Got all that? We weren’t kidding when we said it was “complicated.”

Numbers might better illustrate these points. At the Urban Institute, C. Eugene Steuerle and Caleb Quakenbush have been studying these issues for some time. According to their updated 2012 figures, a single male earning the average wage who retired in 2010 will receive total lifetime Social Security and Medicare benefits worth $457,000, following total lifetime tax contributions of $361,000. So he’ll be $96,000 in the black.

Such a person who retires in 2020 would be $109,000 in the black. A 2030 retiree would get back $156,000 more than he put in. So, as things stand at the moment, retirees will get increasingly generous transfer payments from working taxpayers as the decades roll by.

The trend line is even better for a two-earner average-wage couple. If they retired in 2010, they’ll get back $244,000 more in benefits than they contributed in taxes. Such a couple who retires in 2030 would be $379,000 to the good.

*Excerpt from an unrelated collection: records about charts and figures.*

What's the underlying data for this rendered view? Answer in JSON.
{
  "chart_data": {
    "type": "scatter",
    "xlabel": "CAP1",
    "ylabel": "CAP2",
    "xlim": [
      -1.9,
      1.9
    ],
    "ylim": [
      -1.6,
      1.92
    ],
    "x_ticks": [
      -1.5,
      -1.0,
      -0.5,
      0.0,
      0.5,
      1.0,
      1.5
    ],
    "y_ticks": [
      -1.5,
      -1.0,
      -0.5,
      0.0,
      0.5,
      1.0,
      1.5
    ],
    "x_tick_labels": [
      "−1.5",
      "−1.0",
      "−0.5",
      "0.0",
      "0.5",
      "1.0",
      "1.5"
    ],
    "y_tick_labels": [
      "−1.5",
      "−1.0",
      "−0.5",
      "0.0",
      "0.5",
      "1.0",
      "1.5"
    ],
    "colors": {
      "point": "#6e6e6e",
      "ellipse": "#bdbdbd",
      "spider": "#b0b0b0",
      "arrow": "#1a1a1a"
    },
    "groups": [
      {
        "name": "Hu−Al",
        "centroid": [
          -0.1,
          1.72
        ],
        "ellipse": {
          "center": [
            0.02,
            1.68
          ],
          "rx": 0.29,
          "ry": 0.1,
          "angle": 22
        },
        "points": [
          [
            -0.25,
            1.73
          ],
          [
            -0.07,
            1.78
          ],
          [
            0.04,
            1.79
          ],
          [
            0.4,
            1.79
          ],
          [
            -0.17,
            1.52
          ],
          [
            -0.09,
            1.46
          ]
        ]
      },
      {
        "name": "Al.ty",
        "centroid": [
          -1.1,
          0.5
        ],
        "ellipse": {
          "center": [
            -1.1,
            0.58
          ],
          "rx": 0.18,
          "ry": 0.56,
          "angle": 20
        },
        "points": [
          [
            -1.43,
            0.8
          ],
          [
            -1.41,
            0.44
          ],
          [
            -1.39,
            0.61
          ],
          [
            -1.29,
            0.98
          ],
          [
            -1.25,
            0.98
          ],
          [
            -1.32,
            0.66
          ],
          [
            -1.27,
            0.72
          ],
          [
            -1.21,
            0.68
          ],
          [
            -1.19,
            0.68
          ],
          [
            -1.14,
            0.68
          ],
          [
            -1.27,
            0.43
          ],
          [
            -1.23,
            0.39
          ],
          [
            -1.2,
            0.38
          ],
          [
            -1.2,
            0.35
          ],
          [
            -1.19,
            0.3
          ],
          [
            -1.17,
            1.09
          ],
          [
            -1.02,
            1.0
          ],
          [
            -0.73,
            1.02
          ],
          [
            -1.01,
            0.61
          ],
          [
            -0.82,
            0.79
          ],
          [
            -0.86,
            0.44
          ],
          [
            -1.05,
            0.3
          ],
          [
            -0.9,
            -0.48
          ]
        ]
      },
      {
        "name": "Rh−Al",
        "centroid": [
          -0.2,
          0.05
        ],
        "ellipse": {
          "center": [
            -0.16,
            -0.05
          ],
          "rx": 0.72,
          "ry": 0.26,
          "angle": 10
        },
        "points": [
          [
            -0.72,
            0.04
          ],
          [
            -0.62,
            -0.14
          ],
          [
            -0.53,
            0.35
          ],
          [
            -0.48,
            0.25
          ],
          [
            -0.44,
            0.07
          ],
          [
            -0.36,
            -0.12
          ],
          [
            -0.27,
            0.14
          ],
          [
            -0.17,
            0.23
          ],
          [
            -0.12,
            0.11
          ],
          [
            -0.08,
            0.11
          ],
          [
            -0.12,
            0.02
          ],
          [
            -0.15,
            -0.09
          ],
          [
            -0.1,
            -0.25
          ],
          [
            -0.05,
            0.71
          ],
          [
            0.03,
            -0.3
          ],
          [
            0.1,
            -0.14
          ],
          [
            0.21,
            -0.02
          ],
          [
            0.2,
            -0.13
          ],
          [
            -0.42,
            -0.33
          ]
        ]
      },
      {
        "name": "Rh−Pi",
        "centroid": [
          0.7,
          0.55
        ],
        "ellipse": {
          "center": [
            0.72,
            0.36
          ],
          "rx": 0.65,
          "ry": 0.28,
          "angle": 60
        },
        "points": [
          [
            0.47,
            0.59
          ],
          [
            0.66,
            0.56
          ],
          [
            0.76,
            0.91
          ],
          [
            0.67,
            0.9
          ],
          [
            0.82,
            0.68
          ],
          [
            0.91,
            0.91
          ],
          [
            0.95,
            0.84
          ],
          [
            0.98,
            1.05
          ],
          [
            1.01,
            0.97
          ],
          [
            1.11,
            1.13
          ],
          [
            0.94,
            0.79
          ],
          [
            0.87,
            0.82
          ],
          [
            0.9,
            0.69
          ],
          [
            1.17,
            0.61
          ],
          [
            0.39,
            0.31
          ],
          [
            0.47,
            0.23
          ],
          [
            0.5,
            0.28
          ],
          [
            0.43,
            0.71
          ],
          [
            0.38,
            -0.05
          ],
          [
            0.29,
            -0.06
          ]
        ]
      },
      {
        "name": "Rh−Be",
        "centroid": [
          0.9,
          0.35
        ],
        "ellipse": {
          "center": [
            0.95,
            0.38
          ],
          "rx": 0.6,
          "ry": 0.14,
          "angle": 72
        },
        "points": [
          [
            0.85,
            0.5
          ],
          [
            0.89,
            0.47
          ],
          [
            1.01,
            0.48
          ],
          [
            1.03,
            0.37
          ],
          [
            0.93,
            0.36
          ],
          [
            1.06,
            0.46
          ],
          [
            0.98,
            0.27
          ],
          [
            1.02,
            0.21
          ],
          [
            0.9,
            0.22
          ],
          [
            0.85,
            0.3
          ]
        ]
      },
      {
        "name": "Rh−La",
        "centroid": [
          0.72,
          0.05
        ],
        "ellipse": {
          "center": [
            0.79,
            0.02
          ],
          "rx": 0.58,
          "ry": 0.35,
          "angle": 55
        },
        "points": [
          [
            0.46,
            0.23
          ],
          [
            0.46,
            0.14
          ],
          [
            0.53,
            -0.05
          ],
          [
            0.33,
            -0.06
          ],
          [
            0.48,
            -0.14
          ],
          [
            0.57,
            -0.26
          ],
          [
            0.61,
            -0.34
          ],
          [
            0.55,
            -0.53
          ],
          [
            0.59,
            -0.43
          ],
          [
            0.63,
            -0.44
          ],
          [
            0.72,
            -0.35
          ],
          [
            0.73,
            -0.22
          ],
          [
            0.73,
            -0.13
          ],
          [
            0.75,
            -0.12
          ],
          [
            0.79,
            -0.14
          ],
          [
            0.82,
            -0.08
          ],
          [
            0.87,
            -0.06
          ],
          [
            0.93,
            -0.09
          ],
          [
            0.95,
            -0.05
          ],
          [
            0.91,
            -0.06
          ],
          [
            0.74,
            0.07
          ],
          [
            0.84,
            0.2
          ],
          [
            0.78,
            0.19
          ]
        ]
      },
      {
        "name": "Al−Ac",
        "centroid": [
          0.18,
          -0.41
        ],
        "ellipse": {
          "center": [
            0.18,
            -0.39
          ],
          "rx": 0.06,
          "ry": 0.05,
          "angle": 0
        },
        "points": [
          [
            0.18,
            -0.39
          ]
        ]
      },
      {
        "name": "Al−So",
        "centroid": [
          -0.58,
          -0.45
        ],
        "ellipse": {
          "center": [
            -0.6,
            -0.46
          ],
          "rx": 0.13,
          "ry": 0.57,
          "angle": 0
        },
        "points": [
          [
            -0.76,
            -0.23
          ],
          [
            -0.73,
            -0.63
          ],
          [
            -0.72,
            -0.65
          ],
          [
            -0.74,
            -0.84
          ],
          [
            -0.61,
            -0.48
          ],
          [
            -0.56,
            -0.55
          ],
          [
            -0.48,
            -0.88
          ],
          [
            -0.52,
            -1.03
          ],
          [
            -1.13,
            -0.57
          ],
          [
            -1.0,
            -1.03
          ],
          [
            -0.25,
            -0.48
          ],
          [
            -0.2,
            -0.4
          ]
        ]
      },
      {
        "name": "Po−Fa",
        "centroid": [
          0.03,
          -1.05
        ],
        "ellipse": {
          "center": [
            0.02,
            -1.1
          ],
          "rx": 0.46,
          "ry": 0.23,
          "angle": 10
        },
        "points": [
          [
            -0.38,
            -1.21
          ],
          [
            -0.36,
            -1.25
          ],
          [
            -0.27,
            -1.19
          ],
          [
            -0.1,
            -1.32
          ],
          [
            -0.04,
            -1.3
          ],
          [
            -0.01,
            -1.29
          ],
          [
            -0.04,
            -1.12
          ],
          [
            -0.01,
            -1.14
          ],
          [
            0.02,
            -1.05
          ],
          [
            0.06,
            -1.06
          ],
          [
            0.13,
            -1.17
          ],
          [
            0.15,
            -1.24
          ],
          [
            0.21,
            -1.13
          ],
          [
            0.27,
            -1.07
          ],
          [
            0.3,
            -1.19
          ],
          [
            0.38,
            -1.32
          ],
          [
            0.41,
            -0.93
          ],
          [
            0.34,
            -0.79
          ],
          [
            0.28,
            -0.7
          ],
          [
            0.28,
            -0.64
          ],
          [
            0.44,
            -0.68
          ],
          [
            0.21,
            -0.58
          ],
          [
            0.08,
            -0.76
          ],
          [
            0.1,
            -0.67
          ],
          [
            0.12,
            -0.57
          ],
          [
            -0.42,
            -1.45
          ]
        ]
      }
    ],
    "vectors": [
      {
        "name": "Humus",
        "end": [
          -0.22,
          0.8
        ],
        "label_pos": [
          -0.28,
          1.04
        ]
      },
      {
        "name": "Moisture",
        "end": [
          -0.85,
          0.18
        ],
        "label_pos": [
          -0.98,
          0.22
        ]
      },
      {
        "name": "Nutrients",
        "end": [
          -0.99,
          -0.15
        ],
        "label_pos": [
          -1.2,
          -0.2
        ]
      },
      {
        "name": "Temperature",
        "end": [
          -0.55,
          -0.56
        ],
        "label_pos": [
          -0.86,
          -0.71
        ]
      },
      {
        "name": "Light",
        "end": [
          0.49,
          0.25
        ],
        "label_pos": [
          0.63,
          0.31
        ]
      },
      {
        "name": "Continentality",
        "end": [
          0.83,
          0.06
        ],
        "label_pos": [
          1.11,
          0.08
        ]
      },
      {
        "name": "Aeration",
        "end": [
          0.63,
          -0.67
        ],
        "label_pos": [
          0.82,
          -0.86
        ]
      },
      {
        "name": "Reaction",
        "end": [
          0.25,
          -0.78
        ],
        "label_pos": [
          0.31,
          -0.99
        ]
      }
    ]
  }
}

But again – maybe we can’t emphasize this enough – the apparent largesse on the part of Uncle Sam is largely a result of the rising cost of Medicare, which in turn is driven by health-care cost inflation.

The single male of average earnings who retired in 2010 is projected to get back three times as much in Medicare benefits as he contributed in taxes, for instance. The working couple will reap the same benefit/tax ratio.